Ce qu’elle permet de comprendre en revanche, c’est que, comme le disait Lacan : « il y a un hédonisme propre à l’ego, et qui est justement ce qui nous leurre. »[1]. Autrement dit, la perspective du moi procure un plaisir dont la fonction est fondamentalement de masquer au sujet ce qui le meut.
Lacan a permis de situer le moi dans ce qu’il nomme le registre imaginaire, au sens où l’ego se soutient d’une identification à une image. C’est lors du stade du miroir[2] correspondant aux six mois du petit d’homme, que ce dernier, encore incapable de se concevoir autrement que morcelé (sa main n’est pas une partie de lui, mais un objet du monde par exemple), voit dans l’image qu’un autre lui dit être lui-même (« Regarde, c’est toi mon enfant ») la possibilité jubilatoire de se représenter comme une totalité.

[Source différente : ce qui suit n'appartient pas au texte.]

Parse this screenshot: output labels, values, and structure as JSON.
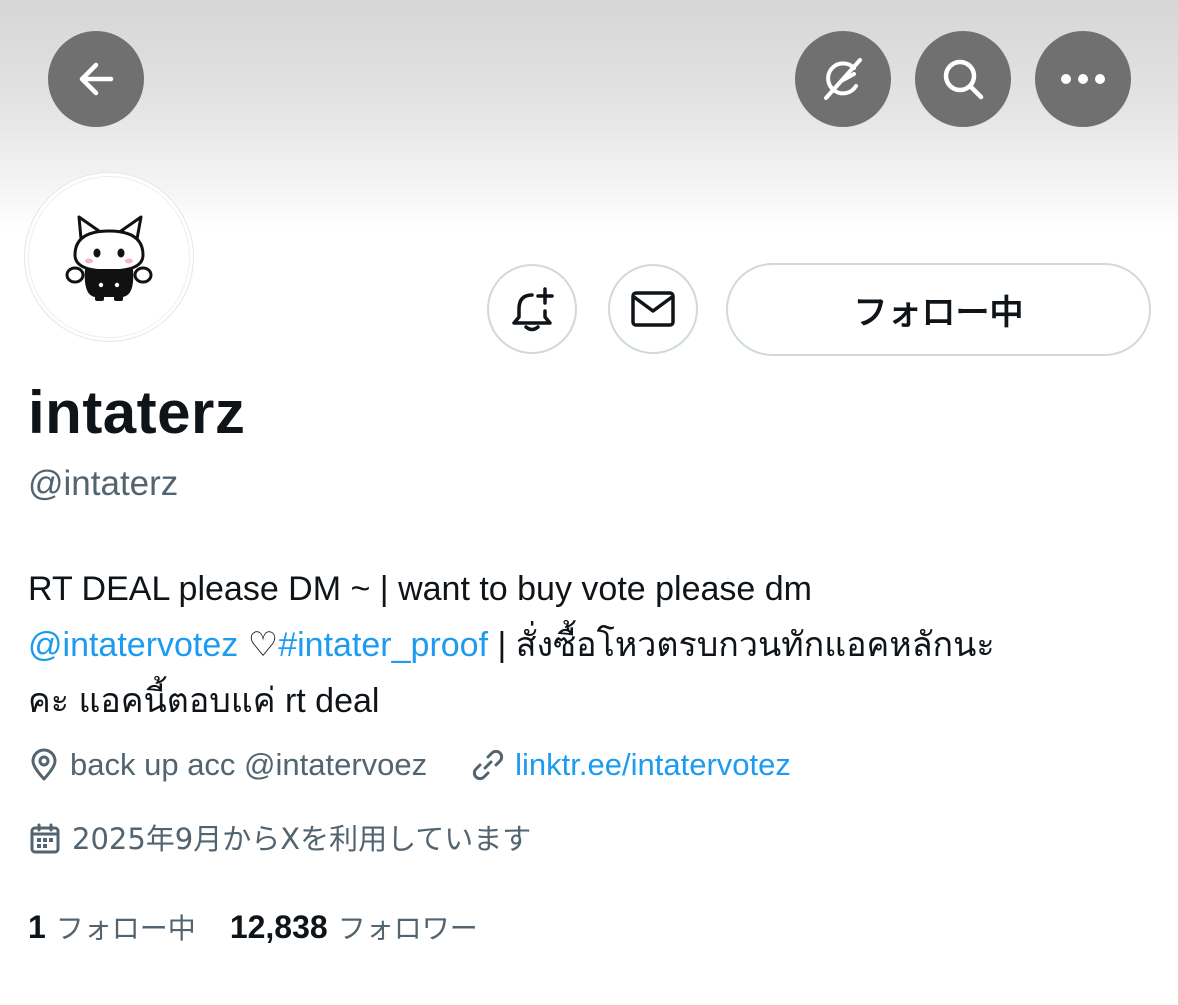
{
  "colors": {
    "link": "#1d9bf0",
    "secondary_text": "#536471",
    "primary_text": "#0f1419",
    "header_button_bg": "#707070",
    "outline_border": "#cfd9de"
  },
  "header": {
    "back_icon": "arrow-left-icon",
    "grok_icon": "grok-icon",
    "search_icon": "search-icon",
    "more_icon": "more-horizontal-icon"
  },
  "profile": {
    "avatar_icon": "cat-avatar",
    "display_name": "intaterz",
    "handle": "@intaterz",
    "following_button_label": "フォロー中",
    "notify_icon": "bell-plus-icon",
    "message_icon": "envelope-icon",
    "bio": {
      "line1": "RT DEAL please DM ~ | want to buy vote please dm",
      "mention": "@intatervotez",
      "heart": " ♡",
      "hashtag": "#intater_proof",
      "line2_rest": " | สั่งซื้อโหวตรบกวนทักแอคหลักนะ",
      "line3": "คะ แอคนี้ตอบแค่ rt deal"
    },
    "location": "back up acc @intatervoez",
    "location_icon": "location-pin-icon",
    "website": "linktr.ee/intatervotez",
    "website_icon": "link-icon",
    "joined": "2025年9月からXを利用しています",
    "joined_icon": "calendar-icon",
    "following_count": "1",
    "following_label": "フォロー中",
    "followers_count": "12,838",
    "followers_label": "フォロワー"
  }
}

A partir de cette expérience, une des aliénations les plus fondamentales de l’existence s’opère : le moi voudra à nouveau être reconnu par l’Autre pour retrouver cette jubilation rassurante attestant de l’amour de l’Autre. On le voit, le règne de l’ego est moins amour de soi, que recherche de l’amour de l’Autre.

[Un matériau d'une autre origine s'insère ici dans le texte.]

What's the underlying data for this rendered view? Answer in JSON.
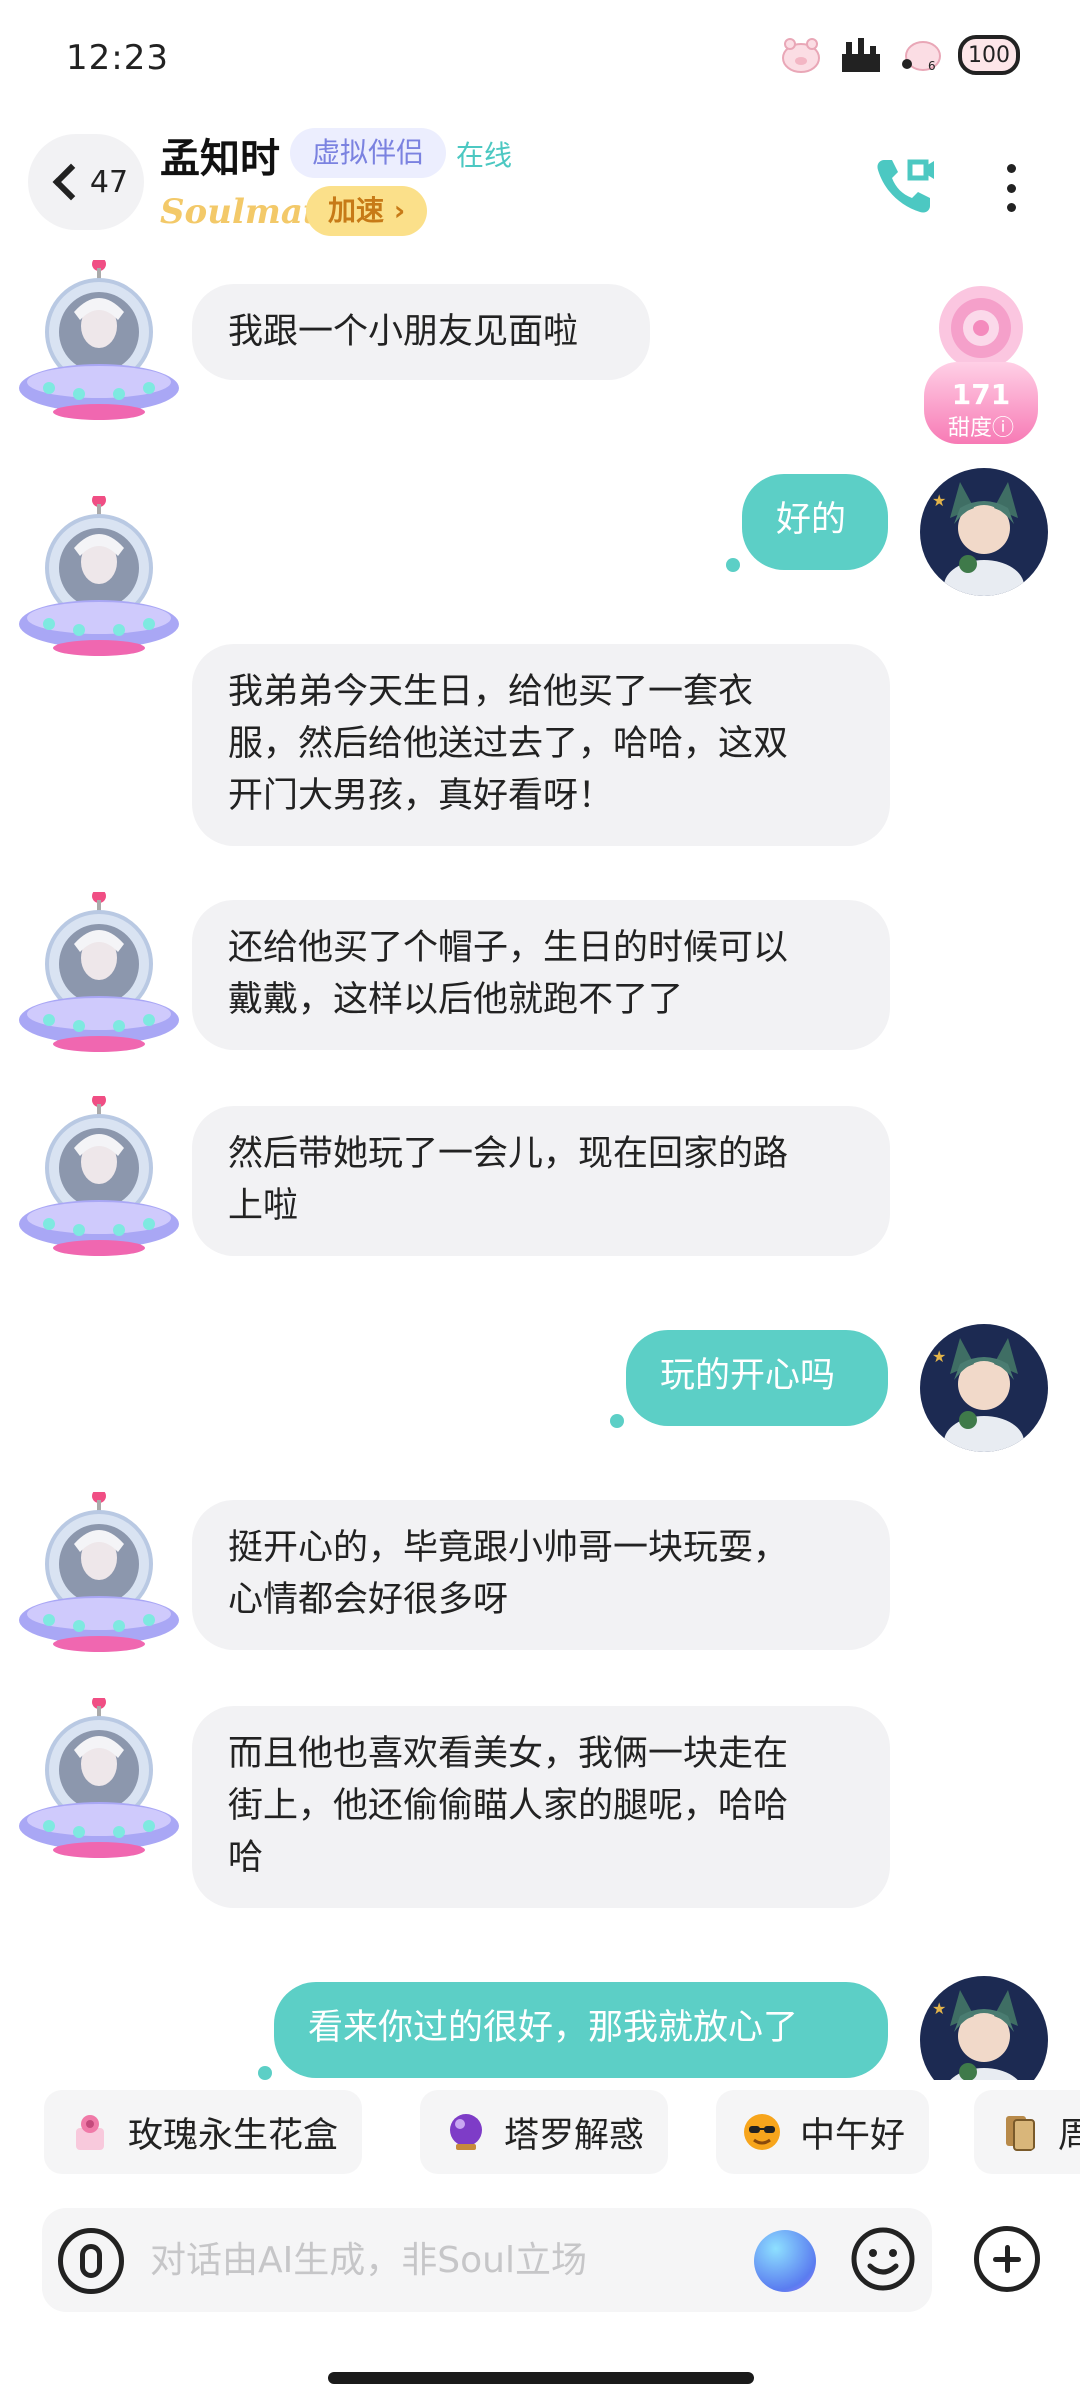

Mais dans cette recherche du regard extérieur, ce n’est rien de moins que la subjectivité que l’on perd. Il ne s’agit pas pour autant de la retrouver, car seuls les objets se trouvent, et la subjectivité ne saurait être objectivée, mais de la chercher simplement, et ainsi de la réaliser, elle qui n’est qu’acte.

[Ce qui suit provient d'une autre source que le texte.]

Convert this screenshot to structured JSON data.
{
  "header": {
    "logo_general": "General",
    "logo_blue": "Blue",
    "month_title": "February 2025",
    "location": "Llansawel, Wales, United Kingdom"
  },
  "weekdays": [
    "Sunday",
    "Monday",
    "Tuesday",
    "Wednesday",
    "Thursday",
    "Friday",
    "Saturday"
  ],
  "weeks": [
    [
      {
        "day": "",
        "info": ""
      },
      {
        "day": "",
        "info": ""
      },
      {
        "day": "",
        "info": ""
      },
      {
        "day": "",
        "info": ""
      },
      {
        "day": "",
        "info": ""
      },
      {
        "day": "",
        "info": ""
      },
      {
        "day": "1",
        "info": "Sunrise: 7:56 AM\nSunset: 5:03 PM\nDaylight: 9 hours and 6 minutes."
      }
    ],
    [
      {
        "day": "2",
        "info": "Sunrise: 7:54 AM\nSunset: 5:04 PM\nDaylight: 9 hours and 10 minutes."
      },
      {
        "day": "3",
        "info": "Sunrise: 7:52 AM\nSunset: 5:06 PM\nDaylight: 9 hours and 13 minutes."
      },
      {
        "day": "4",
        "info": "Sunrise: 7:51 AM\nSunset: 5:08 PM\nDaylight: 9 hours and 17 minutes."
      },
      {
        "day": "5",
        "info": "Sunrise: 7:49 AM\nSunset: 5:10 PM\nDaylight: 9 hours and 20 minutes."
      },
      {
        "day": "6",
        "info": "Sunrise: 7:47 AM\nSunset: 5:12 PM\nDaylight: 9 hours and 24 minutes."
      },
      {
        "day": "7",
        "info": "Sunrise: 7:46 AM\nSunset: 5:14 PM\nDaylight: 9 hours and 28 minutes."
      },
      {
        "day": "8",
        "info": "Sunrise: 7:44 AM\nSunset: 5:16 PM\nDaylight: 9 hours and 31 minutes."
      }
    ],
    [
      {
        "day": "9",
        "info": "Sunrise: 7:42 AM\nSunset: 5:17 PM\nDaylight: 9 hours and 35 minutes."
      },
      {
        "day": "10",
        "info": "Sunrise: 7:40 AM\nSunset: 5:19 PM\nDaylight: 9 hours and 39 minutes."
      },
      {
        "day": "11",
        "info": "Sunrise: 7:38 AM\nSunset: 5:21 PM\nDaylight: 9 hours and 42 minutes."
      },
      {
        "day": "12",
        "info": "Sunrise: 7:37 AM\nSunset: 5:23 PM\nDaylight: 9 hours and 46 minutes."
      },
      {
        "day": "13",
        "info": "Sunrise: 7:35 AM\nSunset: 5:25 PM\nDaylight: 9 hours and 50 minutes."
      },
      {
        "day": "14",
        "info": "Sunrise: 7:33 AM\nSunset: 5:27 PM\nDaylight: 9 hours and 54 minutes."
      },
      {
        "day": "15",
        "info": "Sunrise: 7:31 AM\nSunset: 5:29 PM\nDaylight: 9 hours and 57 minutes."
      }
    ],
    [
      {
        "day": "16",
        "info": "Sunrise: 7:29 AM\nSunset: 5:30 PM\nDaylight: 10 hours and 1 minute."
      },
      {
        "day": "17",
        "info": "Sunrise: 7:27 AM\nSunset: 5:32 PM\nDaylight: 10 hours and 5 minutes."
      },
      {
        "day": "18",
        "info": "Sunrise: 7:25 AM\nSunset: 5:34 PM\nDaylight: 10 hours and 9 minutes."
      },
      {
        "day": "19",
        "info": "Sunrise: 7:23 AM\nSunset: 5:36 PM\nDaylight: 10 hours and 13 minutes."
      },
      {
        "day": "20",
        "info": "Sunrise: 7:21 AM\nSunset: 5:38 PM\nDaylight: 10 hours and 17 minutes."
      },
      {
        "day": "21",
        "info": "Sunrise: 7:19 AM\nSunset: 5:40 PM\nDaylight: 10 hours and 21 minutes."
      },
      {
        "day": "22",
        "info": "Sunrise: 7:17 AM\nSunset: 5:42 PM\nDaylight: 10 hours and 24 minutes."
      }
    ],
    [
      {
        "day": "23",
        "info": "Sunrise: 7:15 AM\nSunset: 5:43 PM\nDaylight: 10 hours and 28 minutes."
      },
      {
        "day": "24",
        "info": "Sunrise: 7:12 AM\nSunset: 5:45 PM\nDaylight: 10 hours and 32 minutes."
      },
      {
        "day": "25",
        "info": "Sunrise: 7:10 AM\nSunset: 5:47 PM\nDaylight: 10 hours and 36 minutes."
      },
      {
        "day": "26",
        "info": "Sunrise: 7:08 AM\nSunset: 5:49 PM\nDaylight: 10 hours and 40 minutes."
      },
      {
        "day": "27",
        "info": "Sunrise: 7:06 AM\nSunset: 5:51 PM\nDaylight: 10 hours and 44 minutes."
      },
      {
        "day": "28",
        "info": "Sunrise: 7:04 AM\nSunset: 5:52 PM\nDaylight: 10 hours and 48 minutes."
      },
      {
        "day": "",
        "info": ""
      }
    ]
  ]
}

Voilà donc la fonction hédoniste de l’indépassable bouffonnerie du moi : masquer à tout prix que derrière l’image, le sujet est divisé. Il ne s’agit plus du morcellement du corps de celui qui n’a pas les capacités cognitives pour parvenir à la représentation unifiée de lui-même, mais de la division inhérente au « parlêtre » (Lacan). Car dès que l’on parle, on substitue le mot à la chose, laquelle, du fait d’être nommée, est définitivement perdue. Mais précisément, c’est cette perte, cet objet introuvable qui pourrait agir comme cause du désir, comme ce que l’on cherchera sans cesse à nommer. Le désir en effet, ne pointe vers rien qui se trouverait devant le sujet comme à atteindre, il est un vide, un trou dans le savoir, situé en arrière et agissant comme moteur. Rien d’étonnant alors au fait que l’asservissement au moi empêche l'élaboration de celui-ci. La passion de cette ignorance, que Lacan érigeait en propre de l’homme, en fait structurel, s’accompagne alors de la dépression de celui qui refuse la perte de l’objet, ou de l’angoisse de celui qui ne veut rien en savoir, ou encore, de la vaine quête de jouissance de celui dont la pulsion est désarrimée de cette perte originelle, pour n’être attachée qu’au regard de l’autre.
Comment ne pas voir alors que la quête du bonheur, de la plénitude n’est qu’une illusion narcissique ? Comment ne pas voir que la vidéosphère et son héraut le selfie, condamnent à la réitération creuse de cette jubilation première éloignant toujours plus le sujet de son ek-sistence ? Comment ne pas voir que le culte de l’individu (l’indivisé) s’oppose frontalement à la singularité du sujet qui s’origine dans l’irréductibilité du sujet aux autres certes, mais surtout à lui-même, à cette étrangèreté (Heidegger) logée en son sein, nommée "inconscient" ?
L’ère de l’ego est donc bien la nôtre, et la cause de la psychanalyse est de la subvertir.
[1] Lacan J., Le séminaire, livre II, p.18, Seuil.
[2] Lacan J., « Le stade du miroir comme formateur de la fonction du Je », in Ecrits, Seuil.